Data from the inventory presented in this section provide a broad overview of the range and diversity of methodological approaches used in the 28 evaluations examined in this meta-evaluation. The inventory highlighted the breadth of methodological approaches featured in the full universe of assessed evaluations, highlighting the ways in which such tools have been leveraged to address a broad range of evaluation questions across the Bank Group’s diverse portfolio of activities. Conventional methods such as case studies, structured interviews, and statistical analysis are relatively common across the universe of evaluations, with innovative methods like geospatial analysis and network analysis present in only a minority of the evaluations studied. However, the prevalence of innovative methods increased in more recent evaluations, suggesting an upward trend. Finally, a growing number of evaluations have been providing a more developed elaboration of their research design by discussing data collection procedures, causal strategies, and potential limitations with increasing frequency.

  1. The only exception to this was the ending poverty (FY15) evaluation, for which no Approach Paper was provided (World Bank 2015c).
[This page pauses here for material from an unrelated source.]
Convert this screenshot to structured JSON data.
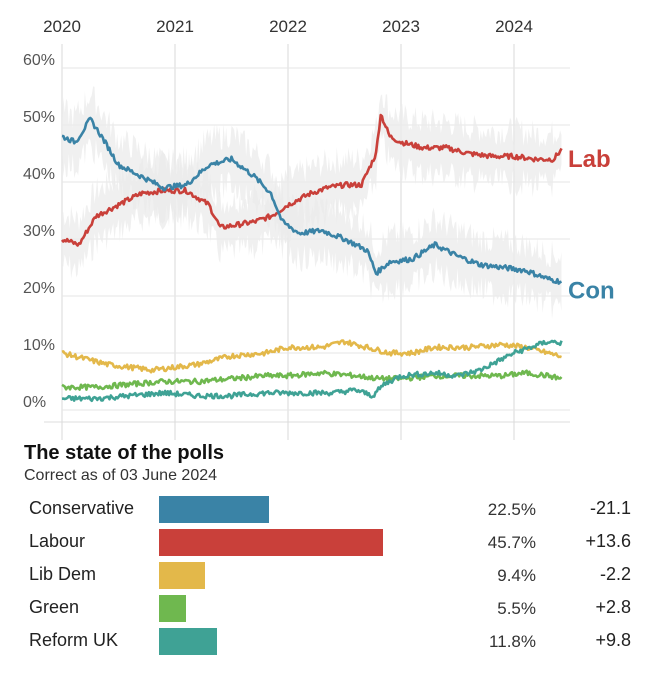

  2. See appendix E for an expanded analysis of the methodological inventory.
  3. Averages were calculated to offset the differences in the number of evaluations completed each year. For example, there were only four evaluation reports in 2016 (hence the lower overall tally), but each report used an average of 9.5 methodological tools.
  4. As noted above, the ending poverty (FY15) evaluation had to be excluded from this analysis because no Approach Paper was provided for it (World Bank 2015c).
  5. As a caveat to these data, it should be noted that such a tally provides at best a crude instrument for the assessment of such complex issues. Questions related to the coverage of these concepts in IEG evaluations merit a more in-depth exploration, one that is outside the scope of this report.
  6. The inventory also examined references to hypotheses or hypothesis-testing frameworks. However, issues of data sparsity made it difficult to reach any meaningful conclusions about trends pertaining to that parameter. As such, it was not included in the analysis of research design attributes.